If the Integration Service is set to run on a grid, then any process running on a failing node will - as far as technically feasible - be "moved" to another node in the same grid; as far as technically possible, sessions will continue to run on that other node, the workflow will continue on the other node.
For Q2 the answers are basically the same: if you have a backup node defined for an Integration Service runnong on a node, then the workflow will be moved to the backup node(s); if no backup node is defined, the workflow will not execute.
If the Integration Service is defined to run on a node, it doesn't matter which nodes are available; as long as at least one node is available, the workflow will execute on one available node.
May I ask why you don't want to share infrastructure? High Availability is highly dependent on shared infrastructure for many processes to run smoothly (or to continue as smoothly as possible in case of node failures).
Thanks for your answer.
A few months ago the platform was a little unstable having fails 2 - 3 times per week. Because of this, one of the two teams wants to have separate infraestructure to avoid failures provoqued by procceses or any reason related to the other team.

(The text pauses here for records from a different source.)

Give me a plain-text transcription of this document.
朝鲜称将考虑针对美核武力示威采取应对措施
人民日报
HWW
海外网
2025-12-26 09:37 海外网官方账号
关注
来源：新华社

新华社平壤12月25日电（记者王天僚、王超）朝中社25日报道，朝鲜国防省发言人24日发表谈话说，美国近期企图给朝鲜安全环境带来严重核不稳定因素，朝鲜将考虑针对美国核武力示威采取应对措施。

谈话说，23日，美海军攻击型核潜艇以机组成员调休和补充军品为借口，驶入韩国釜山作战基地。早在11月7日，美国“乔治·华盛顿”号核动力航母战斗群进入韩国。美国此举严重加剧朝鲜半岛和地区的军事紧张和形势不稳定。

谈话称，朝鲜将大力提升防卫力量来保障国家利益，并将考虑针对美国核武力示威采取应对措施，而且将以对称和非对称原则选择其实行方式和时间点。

But, in case of failure, they are willing to collaborate with the available infraestructure assigned to each team.
So, we are considering this architecture:
We have to be sure, just in case one of nodes fails the other one will take control of all workflows (running, suspended or waiting for run). Our principal concern is about workflows that are waiting to run and are assigned to a node that is failed.

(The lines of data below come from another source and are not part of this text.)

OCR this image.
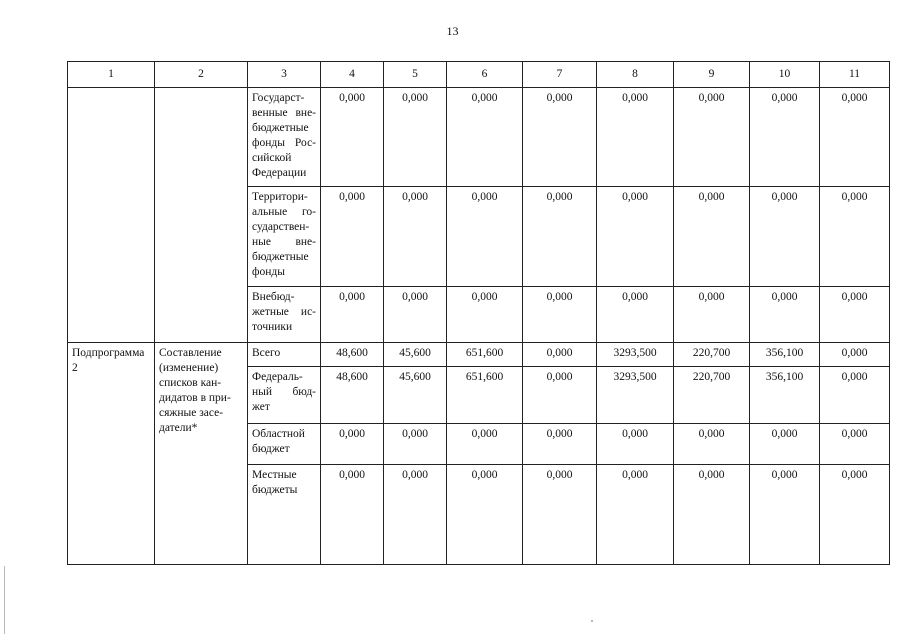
13
1	2	3	4	5	6	7	8	9	10	11
		Государст-венные вне-бюджетные фонды Рос-сийской Федерации	0,000	0,000	0,000	0,000	0,000	0,000	0,000	0,000
		Территори-альные го-сударствен-ные вне-бюджетные фонды	0,000	0,000	0,000	0,000	0,000	0,000	0,000	0,000
		Внебюд-жетные ис-точники	0,000	0,000	0,000	0,000	0,000	0,000	0,000	0,000
Подпрограмма 2	Составление (изменение) списков кан-дидатов в при-сяжные засе-датели*	Всего	48,600	45,600	651,600	0,000	3293,500	220,700	356,100	0,000
		Федераль-ный бюд-жет	48,600	45,600	651,600	0,000	3293,500	220,700	356,100	0,000
		Областной бюджет	0,000	0,000	0,000	0,000	0,000	0,000	0,000	0,000
		Местные бюджеты	0,000	0,000	0,000	0,000	0,000	0,000	0,000	0,000
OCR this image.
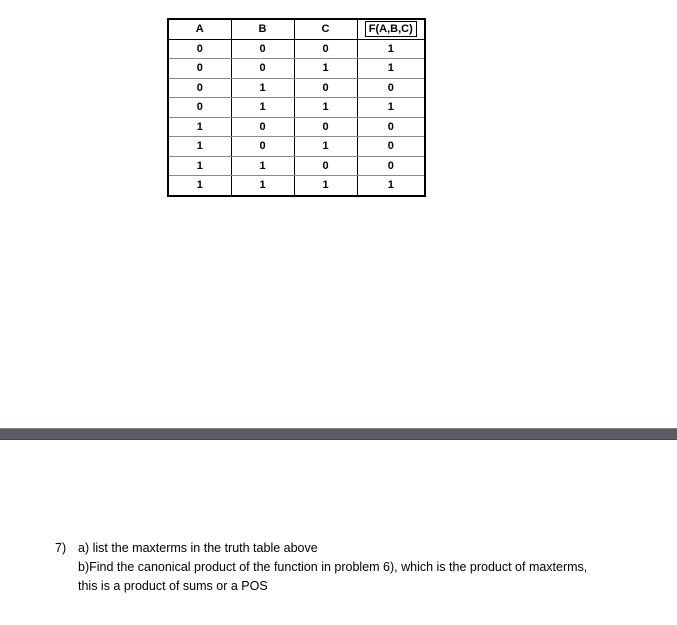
A	B	C	F(A,B,C)
0	0	0	1
0	0	1	1
0	1	0	0
0	1	1	1
1	0	0	0
1	0	1	0
1	1	0	0
1	1	1	1
7) a) list the maxterms in the truth table above
b)Find the canonical product of the function in problem 6), which is the product of maxterms,
this is a product of sums or a POS
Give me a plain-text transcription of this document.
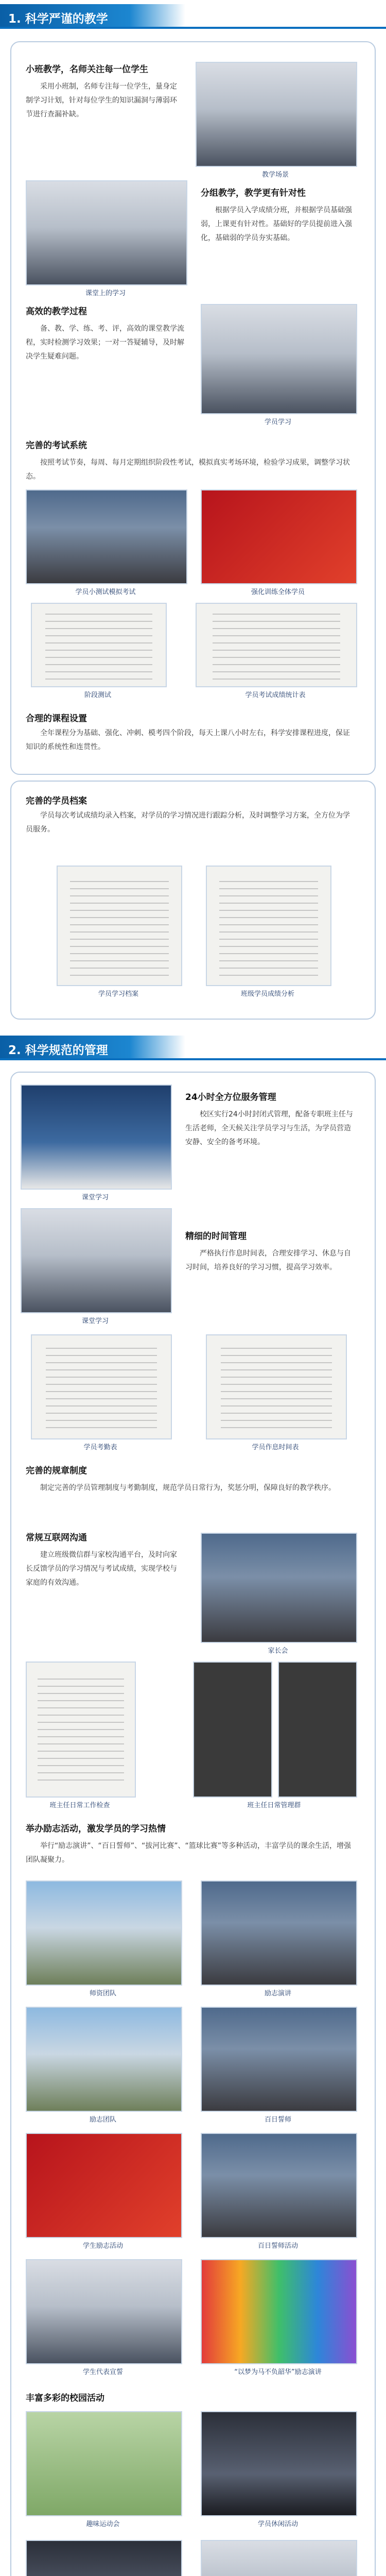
1. 科学严谨的教学
小班教学，名师关注每一位学生
采用小班制，名师专注每一位学生，量身定制学习计划，针对每位学生的知识漏洞与薄弱环节进行查漏补缺。
教学场景
课堂上的学习
分组教学，教学更有针对性
根据学员入学成绩分班，并根据学员基础强弱，上课更有针对性。基础好的学员提前进入强化，基础弱的学员夯实基础。
高效的教学过程
备、教、学、练、考、评，高效的课堂教学流程，实时检测学习效果；一对一答疑辅导，及时解决学生疑难问题。
学员学习
完善的考试系统
按照考试节奏，每周、每月定期组织阶段性考试，模拟真实考场环境，检验学习成果，调整学习状态。
学员小测试模拟考试	强化训练全体学员
阶段测试	学员考试成绩统计表
合理的课程设置
全年课程分为基础、强化、冲刺、模考四个阶段，每天上课八小时左右，科学安排课程进度，保证知识的系统性和连贯性。
完善的学员档案
学员每次考试成绩均录入档案，对学员的学习情况进行跟踪分析，及时调整学习方案，全方位为学员服务。
学员学习档案	班级学员成绩分析
2. 科学规范的管理
课堂学习
24小时全方位服务管理
校区实行24小时封闭式管理，配备专职班主任与生活老师，全天候关注学员学习与生活，为学员营造安静、安全的备考环境。
课堂学习
精细的时间管理
严格执行作息时间表，合理安排学习、休息与自习时间，培养良好的学习习惯，提高学习效率。
学员考勤表	学员作息时间表
完善的规章制度
制定完善的学员管理制度与考勤制度，规范学员日常行为，奖惩分明，保障良好的教学秩序。
常规互联网沟通
建立班级微信群与家校沟通平台，及时向家长反馈学员的学习情况与考试成绩，实现学校与家庭的有效沟通。
家长会
班主任日常工作检查	班主任日常管理群
举办励志活动，激发学员的学习热情
举行“励志演讲”、“百日誓师”、“拔河比赛”、“篮球比赛”等多种活动，丰富学员的课余生活，增强团队凝聚力。
师资团队	励志演讲
励志团队	百日誓师
学生励志活动	百日誓师活动
学生代表宣誓	“以梦为马不负韶华”励志演讲
丰富多彩的校园活动
趣味运动会	学员休闲活动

Not a good approach in my opinion. Here's how I see the situation.
First regarding the repository service(s):
You cannot have a PowerCenter repository service run in HA in the same way as an Integration Service. You can define a primary node for the repository service and additional backup nodes; as soon as the primary node goes down, the second node will take over the repository service in order to guarantee as smooth a processing as possible. So just set up a backup node for the existing repository service, that's the best you can do.
Next regarding the integration service(s):
It makes - as of my experience - most sense to define grid-wide integration services only. This way it simply doesn't matter which nodes are available, the domain will cater for restarts of the integration service(s) on its own completely transparently to you.
Now comes a very big BUT:
As soon as the current gateway node fails and another gateway node takes over, all client applications need to be reconfigured. Why? Because for each domain you define the IP host name and address in the local domains.infa file resp. in invocations of pmcmd and infacmd.sh / infacmd.bat . There's no way to circumvent this necessity.

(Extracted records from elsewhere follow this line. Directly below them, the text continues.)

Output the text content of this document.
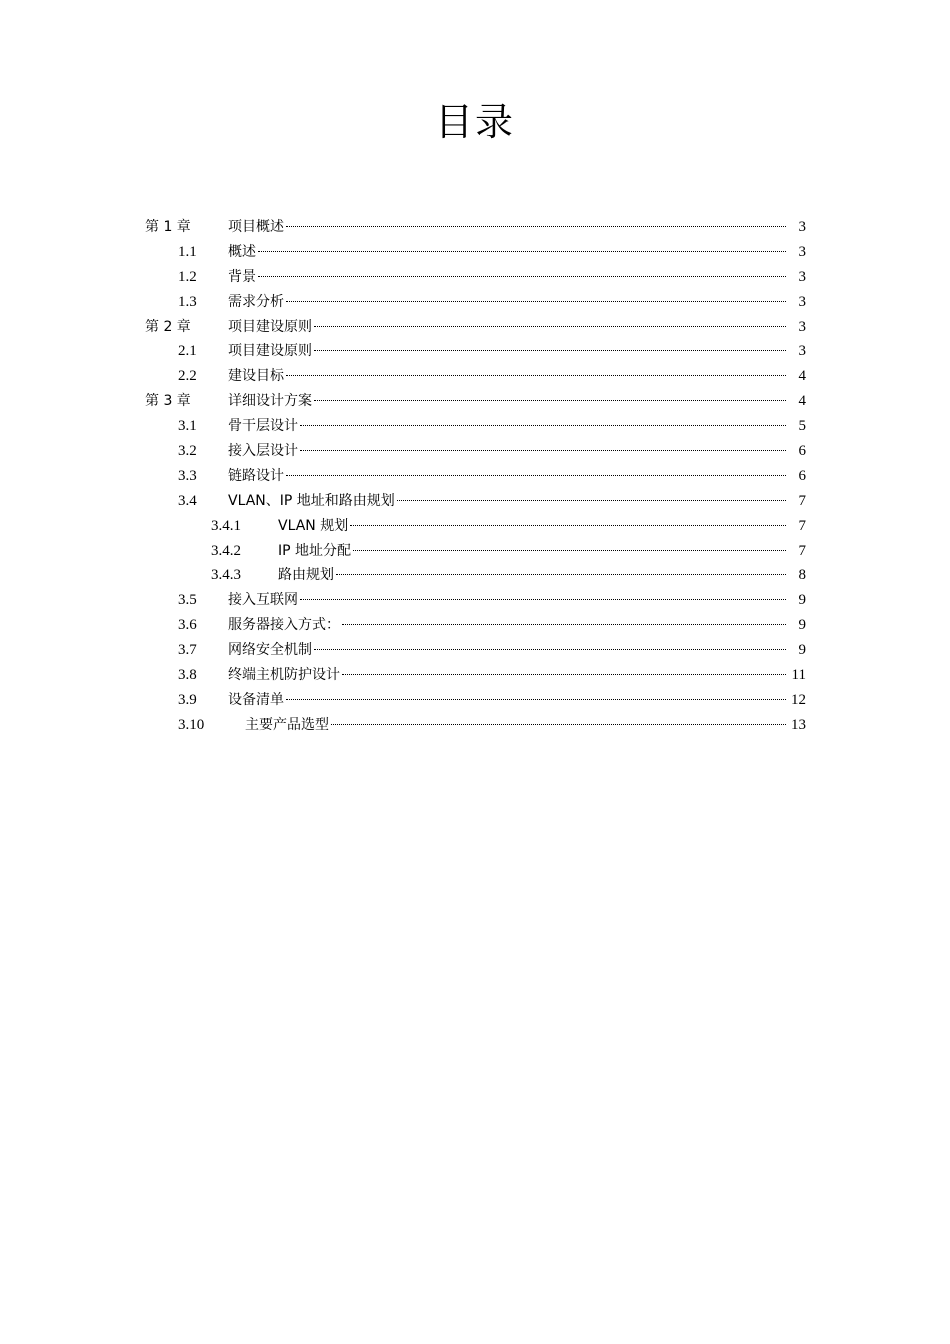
目录
第 1 章	项目概述	3
1.1 概述	3
1.2 背景	3
1.3 需求分析	3
第 2 章	项目建设原则	3
2.1 项目建设原则	3
2.2 建设目标	4
第 3 章	详细设计方案	4
3.1 骨干层设计	5
3.2 接入层设计	6
3.3 链路设计	6
3.4 VLAN、IP 地址和路由规划	7
3.4.1	VLAN 规划	7
3.4.2	IP 地址分配	7
3.4.3	路由规划	8
3.5 接入互联网	9
3.6 服务器接入方式：	9
3.7 网络安全机制	9
3.8 终端主机防护设计	11
3.9 设备清单	12
3.10	主要产品选型	13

The only thing you can do (and I cannot tell, to be honest, whether this caters for all possible troubles) is to define a virtual IP host name and address and assign this virtual IP in the DNS server to the current gateway node.
Moreover, whenever the current gateway node fails to work, this virtual IP address must be switched to the next master gateway node (in your case, the other node).
One more thing to keep in mind: you cannot guarantee that any kind of recovery (be it workflow recovery, session recovery, or whatever) will always be capable of keeping up with a node failure. There are circumstances where even the pretty stable HA fail-over of the Informatica platform and PowerCenter cannot save all records which were supposed to be processed: for example, if the caching hard disk fails (e.g. due to a controller break-down), then you're in trouble. It's as simple as that.
And don't ever think that won't happen to you due to the SAN setup: in 2006 I have witnessed a case where one of the hard disk controllers of a central SAP storage device broke down in the very same moment when the local hard disk controller of the AIX machine broke down. Meaning we did lose some data. Fortunately the PowerCenter infrastructure was set up so niftily that one thing only had to be done to remedy the situation: 13 SAP R/3 IDocs had to be re-sent, that was all. Everything else started right away when the AIX machine and the SAN device were online again, but again, this was a very intelligent setup regarding PowerCenter processes, not thanks to technical measures.
In short: you should never rely on technical measures to solve stability problems. You have to cater for them from a process-oriented point of view.